Four Words that Change Your Life Forever
“Cancer Mama”. It’s a term used in today’s pediatric cancer world. One that didn’t exist when our mothers had young children, as the Centers for Disease Control now reports that cancer is the leading cause of death by disease in children under the age of 15.
A cancer mama is a warrior and probably the fiercest of its kind. As a brave friend writes, “She shares the understanding of a mom’s innate instinct to protect her children. In the cancer world a mom feels helpless; she can’t take away the pain or cancer from her child. She can, however, fight as best as she knows how for our children’s comfort and well-being. With the exception of administering chemo and performing surgery, she learns it all. Med schedule, dosing, side effects, dressing changes, line flushes, giving shots, the list goes on. She researches, challenge the doctors, and consult with other cancer mamas.”

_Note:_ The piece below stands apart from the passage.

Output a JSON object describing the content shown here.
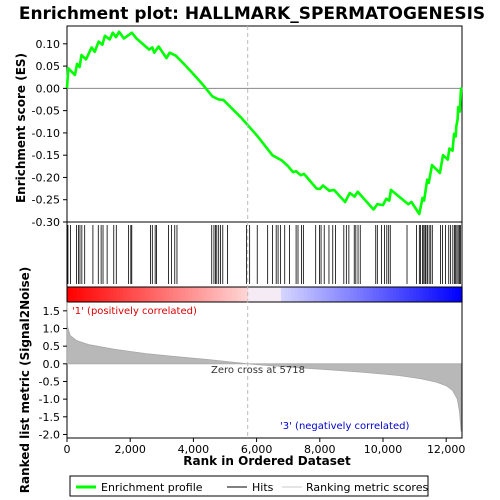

If you’ve ever known a “Cancer Mama”, you know that they are truly guardian angels for their children. They manage their child’s cancer with the precision of a CEO, often developing spreadsheets that detail the dates, times and doses of medications that can run the length of a kitchen wall.
I know too many of them. And yet, I am grateful for each and every one. As they are extraordinary in their strength and in the voices of courage that they are for our children.
Heather Donatini is no exception, and as she shares her story below, I invite you to reflect on how many “Cancer Mamas” you might know and lend your voice in whatever way you can to protecting the health of the American children.
“Your daughter won’t survive.”
“Your son has cancer.”
Two statements my husband and I have heard over the last six years. Four words a parent never expects to hear. Four words that rock you to your core and bring you to your knees. Four words that change your life forever.
After five years of being happily married we were ready for the next step in life: children. That desire to start a family turned into years of trying. Eventually we conceived our first child – a daughter to be named Corinne. During my sixth month of pregnancy things started going wrong. Really wrong. After emergency surgery Corinne Faith entered this world weighing only 1 lb, 6 oz. She was with us for three days. She was termed a “partial molar pregnancy” and it was a miracle that she was born alive, perfectly formed; just tiny. A one in a million diagnosis, a “fluke.” We were devastated.
The following year we got pregnant with our second child, a son. We were so excited and wanted nothing more than to be parents. Jarren arrived in 2006 and was a healthy, active newborn and toddler who hit all normal developmental benchmarks on time with the exception of delayed speech because he learned to sign.
In April 2009 Jarren became very ill with what we thought was the flu. After 4 days of non-ceasing flu-like symptoms, we went to the emergency room where he was given IV fluids for severe dehydration and tested positive for Rotavirus. Once home his rotavirus symptoms stopped but he never seemed to fully recover. We noticed that his stomach was distended, his fingers and toes were cold, and he spiked fevers intermittently. This didn’t set well with us or his doctor so we were sent a couple times to the hospital for blood work, x-rays and ultimately a CT Scan.
A CT scan revealed a mass on Jarren’s liver and with that news we immediately found ourselves in the emergency room at UCLA. Further tests and a liver biopsy confirmed the suspicion of cancer. Specifically Hepatoblastoma – a solid pediatric liver cancer with a 1 in a million diagnosis. We had just been hit with a second “1 in a million” diagnosis.
Treatment began just before Jarren’s 3rd birthday. Chemo started immediately and we got a crash-course into the oncology world and what would become our second home – the hospital.
Jarren was a champ through chemo. Yes, he had a lot of the side effects but they were kept to a minimum compared to other kids enduring the same toxins. Like most on chemo, the metals, mouth sores, and the nausea changed taste buds and the desire to eat. Doctors encouraged us to give him anything he wanted to eat. We were pleased when he ate a cookie or an entire box of Fruit Loops or Cocoa Puffs even though they were empty calories.
Then one day a fellow cancer mama handed me a copy of “The Unhealthy Truth.” I devoured Robyn’s book and became angry at the misinformation we, as consumers, have about the food we are eating. Surely, if the FDA approves it, it’s safe. Or so I thought! Then I started researching and found that some believe sugar fuels cancer cells. I also learned about GMO’s. Suddenly, the gallons of soy milk that Jarren drank and the genetically modified sugar cereals he was downing, along with the rest of the processed food we all ate, made me wonder – is this what caused my son’s cancer?! We don’t know for certain.
As Robyn O’Brien states, “once you learn this information you can’t unlearn it.” From that day forward we completely changed the way our family ate. Organic and natural food was no longer a luxury, it became a necessity. I only wished I knew this information sooner.
Ultimately, over the course of 18 months our beautiful Jarren endured 16 rounds of chemotherapy, one liver biopsy, two liver resections, and one lung resection surgery. On November 1, 2010 Jarren lost his battle with cancer and earned his angel wings.
In Jarren’s memory we have started the Bumblebee Foundation to help other pediatric cancer families enduring the same battle we did.